5. Receptor binding opens ligand-gated ion channels, changing postsynaptic membrane potential.

What are the groups of neurotransmitters?

1. Acetylcholine (ACh)

2. Amino Acids: GABA (Inhibitory), Glutamate (Excitatory)

3. Monoamines: Epinephrine, Norepinephrine, Dopamine, Serotonin

4. Neuropeptides: Substance P (Pain), Endorphins

What is the difference between EPSP and IPSP?

1. EPSP (Excitatory Postsynaptic Potential): Local depolarization making the neuron more likely to fire an AP.

2. IPSP (Inhibitory Postsynaptic Potential): Local hyperpolarization making the neuron less likely to fire an AP.

What is summation of postsynaptic potentials?

PSPs are summed at the axon hillock. If the net sum of EPSPs and IPSPs reaches threshold voltage (e.g., -55 mV), an action potential is triggered.

What are the methods for synaptic transmission cessation?

1. Enzymatic Breakdown: Enzymes destroy the neurotransmitter (e.g., ACh by AChE).

2. Reuptake: Presynaptic neuron takes neurotransmitter back.

3. Diffusion: Neurotransmitter diffuses away from the synaptic cleft.

What are the phases of an action potential?

1. Threshold: Critical membrane voltage (≈-55 mV) to trigger AP.

2. Depolarization: Vm rises to +35 mV due to Na+ influx.

3. Repolarization: Vm falls back toward RMP due to K+ efflux.

4. Hyperpolarization: Vm briefly dips below RMP due to continued K+ efflux.

What is the difference between continuous conduction and saltatory conduction?

1. Continuous Conduction: Occurs in unmyelinated axons; AP is regenerated at every point on the membrane, slower.

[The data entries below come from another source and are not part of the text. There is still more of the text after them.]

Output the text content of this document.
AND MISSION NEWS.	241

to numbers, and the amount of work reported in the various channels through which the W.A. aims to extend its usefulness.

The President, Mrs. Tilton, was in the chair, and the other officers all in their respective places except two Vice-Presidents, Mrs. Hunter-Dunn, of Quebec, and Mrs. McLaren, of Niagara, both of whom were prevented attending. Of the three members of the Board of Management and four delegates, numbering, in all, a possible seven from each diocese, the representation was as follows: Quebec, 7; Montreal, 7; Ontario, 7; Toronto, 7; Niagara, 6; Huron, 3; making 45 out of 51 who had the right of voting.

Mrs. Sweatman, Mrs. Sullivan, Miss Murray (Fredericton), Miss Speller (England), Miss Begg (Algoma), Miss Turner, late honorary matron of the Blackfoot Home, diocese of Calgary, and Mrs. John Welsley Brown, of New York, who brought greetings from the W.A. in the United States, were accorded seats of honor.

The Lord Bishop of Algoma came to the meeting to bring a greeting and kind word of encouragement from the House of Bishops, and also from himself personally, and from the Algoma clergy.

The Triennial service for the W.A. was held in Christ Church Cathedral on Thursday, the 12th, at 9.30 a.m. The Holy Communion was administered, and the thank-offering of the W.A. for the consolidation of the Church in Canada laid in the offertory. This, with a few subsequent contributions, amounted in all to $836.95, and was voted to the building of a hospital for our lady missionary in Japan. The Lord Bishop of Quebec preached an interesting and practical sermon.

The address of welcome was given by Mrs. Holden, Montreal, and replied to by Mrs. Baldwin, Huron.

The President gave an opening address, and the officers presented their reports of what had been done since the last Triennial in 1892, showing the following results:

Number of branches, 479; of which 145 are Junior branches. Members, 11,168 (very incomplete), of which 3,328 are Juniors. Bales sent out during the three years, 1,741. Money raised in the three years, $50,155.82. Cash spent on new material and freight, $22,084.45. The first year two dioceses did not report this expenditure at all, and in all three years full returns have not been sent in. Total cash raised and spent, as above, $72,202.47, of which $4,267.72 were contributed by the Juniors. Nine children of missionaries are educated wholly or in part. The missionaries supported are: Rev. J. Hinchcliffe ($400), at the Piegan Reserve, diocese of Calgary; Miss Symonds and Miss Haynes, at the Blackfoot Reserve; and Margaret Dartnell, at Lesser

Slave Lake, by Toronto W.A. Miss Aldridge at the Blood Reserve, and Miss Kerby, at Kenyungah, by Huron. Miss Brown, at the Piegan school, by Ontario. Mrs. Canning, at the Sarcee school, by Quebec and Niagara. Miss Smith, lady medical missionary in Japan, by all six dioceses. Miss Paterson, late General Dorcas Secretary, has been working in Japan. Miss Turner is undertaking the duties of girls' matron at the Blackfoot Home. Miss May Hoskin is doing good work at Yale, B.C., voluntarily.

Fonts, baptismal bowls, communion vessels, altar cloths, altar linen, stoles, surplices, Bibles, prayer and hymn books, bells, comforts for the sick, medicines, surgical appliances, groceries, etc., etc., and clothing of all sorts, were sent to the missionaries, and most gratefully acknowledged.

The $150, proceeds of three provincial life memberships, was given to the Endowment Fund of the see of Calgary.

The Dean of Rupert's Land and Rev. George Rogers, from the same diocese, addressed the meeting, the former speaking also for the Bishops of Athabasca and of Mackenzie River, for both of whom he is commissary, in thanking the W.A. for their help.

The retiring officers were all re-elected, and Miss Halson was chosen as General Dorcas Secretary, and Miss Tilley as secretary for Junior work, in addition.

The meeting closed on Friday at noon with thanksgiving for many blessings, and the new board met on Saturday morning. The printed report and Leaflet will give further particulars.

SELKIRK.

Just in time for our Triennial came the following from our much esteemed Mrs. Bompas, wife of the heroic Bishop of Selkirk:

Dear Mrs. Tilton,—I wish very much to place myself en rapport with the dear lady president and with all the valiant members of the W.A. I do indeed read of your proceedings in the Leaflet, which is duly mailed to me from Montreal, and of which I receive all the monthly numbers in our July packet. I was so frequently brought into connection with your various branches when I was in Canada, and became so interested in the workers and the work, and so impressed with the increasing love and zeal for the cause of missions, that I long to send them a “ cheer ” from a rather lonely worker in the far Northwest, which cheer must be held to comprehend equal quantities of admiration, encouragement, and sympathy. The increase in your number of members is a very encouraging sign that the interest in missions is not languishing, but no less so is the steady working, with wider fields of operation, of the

2. Saltatory Conduction: Occurs in myelinated axons; AP 'jumps' from node to node, faster.

How does axon diameter affect conduction velocity?

Larger diameter axons have lower internal resistance, allowing current to spread faster, thus increasing conduction velocity.

What is the refractory period?

It ensures that the AP propagates only in one direction toward the axon terminal.

What is the absolute refractory period?

Voltage-gated Na+ channels are inactivated; a new AP cannot be initiated regardless of stimulus strength.

What is the relative refractory period?

Voltage-gated K+ channels are still open; a new AP can be initiated only by a suprathreshold stimulus strong enough to overcome K+ efflux.